I don't really agree. They made all the effort to put CSRF tokens everywhere, and the vast majority are properly validated, but here there was probably some bug where they assumed the CSRF token validation check was always running, but I guess it wasn't.
It's certainly a mistake, but it was probably easy for developers and QA to miss.
They didn't validate the token nor did they make sure the user id was valid for the request; that's two important checks that either weren't there or failed. Seems like they just weren't there as there would have been more failures like this throughout the site. Because those checks weren't there I'd say it was an amateur mistake. Again, if this is the case then the engineer just made an assumption that this request can only be made in particular user state.
Here's one. A use-after-free triggered due to some faulty logic.

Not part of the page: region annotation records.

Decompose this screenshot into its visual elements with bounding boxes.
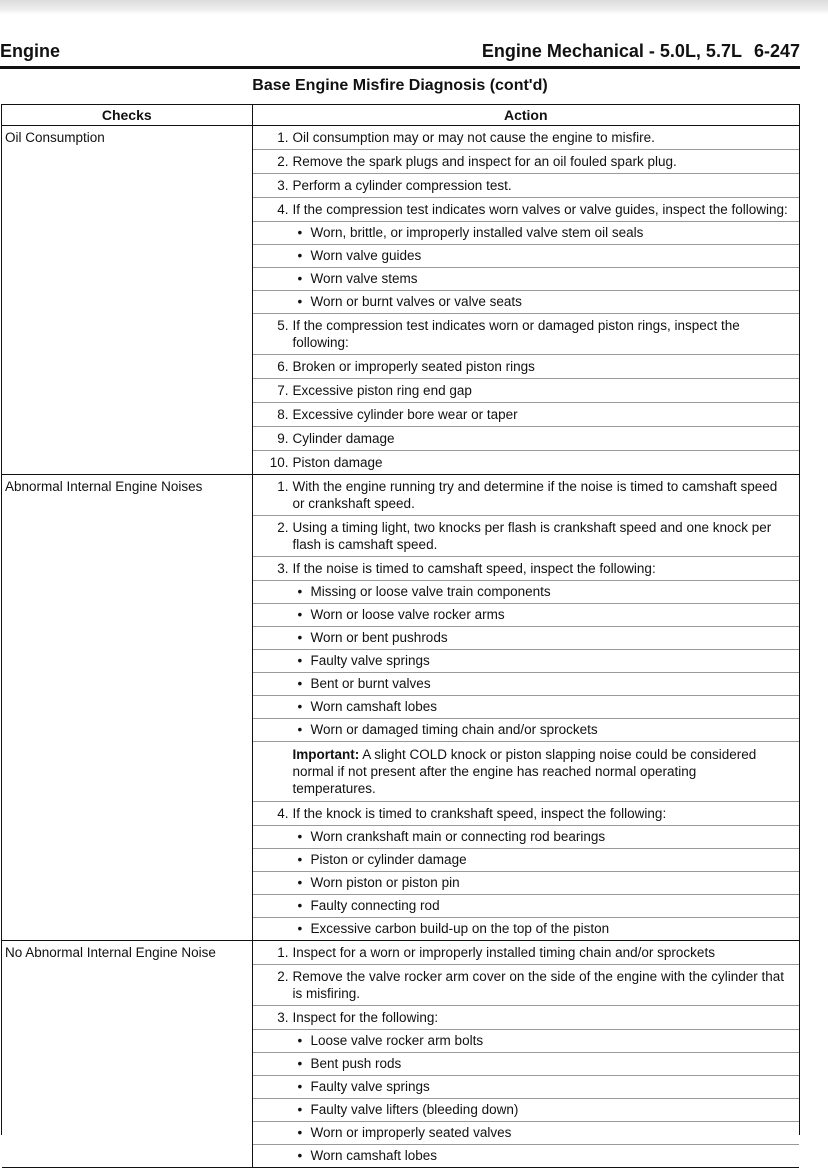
step-number: 3. (277, 1010, 289, 1025)
bullet-item (253, 268, 800, 291)
bullet-dot-icon: • (297, 1056, 303, 1071)
bullet-dot-icon: • (297, 1079, 303, 1094)
check-cell: Oil Consumption (2, 126, 252, 475)
step-number: 1. (277, 130, 289, 145)
bullet-text: Faulty valve lifters (bleeding down) (310, 1102, 519, 1117)
step-text: If the noise is timed to camshaft speed, inspect the following: (292, 561, 656, 576)
bullet-dot-icon: • (297, 676, 303, 691)
action-step (253, 516, 800, 557)
bullet-text: Piston or cylinder damage (310, 852, 467, 867)
bullet-item (253, 1076, 800, 1099)
page-title: Base Engine Misfire Diagnosis (cont'd) (252, 77, 548, 94)
step-number: 2. (277, 520, 289, 535)
bullet-dot-icon: • (297, 271, 303, 286)
page-header (0, 41, 800, 67)
table-row (2, 126, 799, 475)
bullet-item (253, 895, 800, 918)
step-number: 4. (277, 806, 289, 821)
header-section: Engine (0, 41, 61, 61)
step-text: Inspect for a worn or improperly installed timing chain and/or sprockets (292, 945, 715, 960)
step-text: Oil consumption may or may not cause the engine to misfire. (292, 130, 655, 145)
header-chapter: Engine Mechanical - 5.0L, 5.7L (481, 41, 742, 61)
step-number: 1. (277, 945, 289, 960)
bullet-text: Worn crankshaft main or connecting rod bearings (310, 829, 606, 844)
bullet-text: Worn or improperly seated valves (310, 1125, 512, 1140)
step-number: 9. (277, 431, 289, 446)
column-header-action: Action (252, 105, 799, 126)
header-rule (0, 66, 800, 69)
bullet-dot-icon: • (297, 699, 303, 714)
step-number: 2. (277, 969, 289, 984)
table-body (2, 126, 799, 1168)
bullet-dot-icon: • (297, 1125, 303, 1140)
bullet-item (253, 650, 800, 673)
column-header-checks: Checks (2, 105, 252, 126)
page-number: 6-247 (753, 41, 800, 61)
step-text: Piston damage (292, 455, 383, 470)
note-text: A slight COLD knock or piston slapping noise could be considered normal if not present after the engine has reached normal operating temperatures. (292, 747, 757, 796)
table-row (2, 941, 799, 1168)
action-cell (252, 126, 799, 475)
bullet-item (253, 1145, 800, 1167)
bullet-item (253, 1053, 800, 1076)
bullet-dot-icon: • (297, 921, 303, 936)
bullet-text: Worn valve stems (310, 271, 418, 286)
header-chapter-page (482, 41, 800, 62)
check-cell: No Abnormal Internal Engine Noise (2, 941, 252, 1168)
bullet-item (253, 696, 800, 719)
step-number: 3. (277, 178, 289, 193)
action-step (253, 314, 800, 355)
bullet-dot-icon: • (297, 722, 303, 737)
step-text: Using a timing light, two knocks per flash is crankshaft speed and one knock per flash is camshaft speed. (292, 520, 772, 552)
bullet-item (253, 222, 800, 245)
bullet-text: Loose valve rocker arm bolts (310, 1033, 484, 1048)
step-text: Excessive piston ring end gap (292, 383, 472, 398)
bullet-dot-icon: • (297, 294, 303, 309)
action-step (253, 451, 800, 474)
diagnosis-table-frame (1, 104, 800, 1163)
action-step (253, 1006, 800, 1030)
action-step (253, 355, 800, 379)
bullet-text: Bent push rods (310, 1056, 402, 1071)
step-number: 4. (277, 202, 289, 217)
action-step (253, 427, 800, 451)
note-label: Important: (292, 747, 360, 762)
step-text: With the engine running try and determine if the noise is timed to camshaft speed or crankshaft speed. (292, 479, 778, 511)
bullet-item (253, 673, 800, 696)
bullet-item (253, 872, 800, 895)
bullet-item (253, 719, 800, 742)
step-number: 6. (277, 359, 289, 374)
diagnosis-table (2, 105, 799, 1168)
action-step (253, 941, 800, 965)
step-text: Broken or improperly seated piston rings (292, 359, 535, 374)
bullet-dot-icon: • (297, 630, 303, 645)
bullet-text: Missing or loose valve train components (310, 584, 551, 599)
bullet-dot-icon: • (297, 248, 303, 263)
bullet-item (253, 604, 800, 627)
step-text: If the knock is timed to crankshaft speed, inspect the following: (292, 806, 667, 821)
bullet-item (253, 1030, 800, 1053)
step-number: 7. (277, 383, 289, 398)
bullet-dot-icon: • (297, 875, 303, 890)
bullet-text: Faulty connecting rod (310, 898, 440, 913)
step-text: If the compression test indicates worn valves or valve guides, inspect the following: (292, 202, 788, 217)
step-text: Perform a cylinder compression test. (292, 178, 512, 193)
bullet-text: Worn or loose valve rocker arms (310, 607, 505, 622)
check-cell: Abnormal Internal Engine Noises (2, 475, 252, 941)
bullet-dot-icon: • (297, 584, 303, 599)
action-step (253, 557, 800, 581)
step-number: 3. (277, 561, 289, 576)
bullet-item (253, 1122, 800, 1145)
bullet-text: Worn or bent pushrods (310, 630, 448, 645)
step-text: Cylinder damage (292, 431, 395, 446)
step-number: 10. (269, 455, 289, 470)
step-number: 8. (277, 407, 289, 422)
action-step (253, 802, 800, 826)
bullet-text: Faulty valve springs (310, 653, 430, 668)
step-text: Remove the valve rocker arm cover on the side of the engine with the cylinder that is misfiring. (292, 969, 785, 1001)
bullet-dot-icon: • (297, 1033, 303, 1048)
bullet-text: Worn, brittle, or improperly installed valve stem oil seals (310, 225, 644, 240)
action-step (253, 965, 800, 1006)
step-text: If the compression test indicates worn or damaged piston rings, inspect the following: (292, 318, 740, 350)
action-step (253, 126, 800, 150)
step-text: Remove the spark plugs and inspect for an oil fouled spark plug. (292, 154, 677, 169)
step-text: Excessive cylinder bore wear or taper (292, 407, 518, 422)
table-row (2, 475, 799, 941)
action-step (253, 150, 800, 174)
bullet-dot-icon: • (297, 829, 303, 844)
bullet-item (253, 1099, 800, 1122)
action-step (253, 198, 800, 222)
bullet-item (253, 918, 800, 940)
bullet-dot-icon: • (297, 607, 303, 622)
bullet-text: Worn or damaged timing chain and/or sprockets (310, 722, 598, 737)
top-shadow-strip (0, 0, 828, 14)
step-number: 5. (277, 318, 289, 333)
action-cell (252, 475, 799, 941)
bullet-dot-icon: • (297, 852, 303, 867)
action-step (253, 403, 800, 427)
bullet-dot-icon: • (297, 225, 303, 240)
bullet-text: Worn valve guides (310, 248, 422, 263)
action-step (253, 475, 800, 516)
action-step (253, 379, 800, 403)
bullet-text: Worn camshaft lobes (310, 1148, 438, 1163)
bullet-text: Worn or burnt valves or valve seats (310, 294, 522, 309)
bullet-item (253, 245, 800, 268)
step-number: 1. (277, 479, 289, 494)
bullet-dot-icon: • (297, 1148, 303, 1163)
bullet-item (253, 849, 800, 872)
bullet-text: Faulty valve springs (310, 1079, 430, 1094)
bullet-text: Bent or burnt valves (310, 676, 431, 691)
bullet-dot-icon: • (297, 653, 303, 668)
bullet-item (253, 581, 800, 604)
bullet-dot-icon: • (297, 898, 303, 913)
bullet-text: Worn piston or piston pin (310, 875, 460, 890)
bullet-text: Excessive carbon build-up on the top of the piston (310, 921, 610, 936)
bullet-item (253, 826, 800, 849)
step-number: 2. (277, 154, 289, 169)
action-step (253, 174, 800, 198)
bullet-item (253, 627, 800, 650)
bullet-text: Worn camshaft lobes (310, 699, 438, 714)
bullet-item (253, 291, 800, 314)
bullet-dot-icon: • (297, 1102, 303, 1117)
action-cell (252, 941, 799, 1168)
step-text: Inspect for the following: (292, 1010, 439, 1025)
important-note (253, 742, 800, 802)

Mistake? Yes. Amateur mistake? No. Even very experienced C/C++ programmers, such as Microsoft's top devs, may accidentally double-free, or use already-free memory.
it is obvious they don't take basic security seriously
I would disagree.
For a very actively developed web site, it takes very good focus to not trip up. Having a bounty program is an indication to me that they take security seriously. Fixing a security bug in a matter of hours indicates to me that they take security seriously.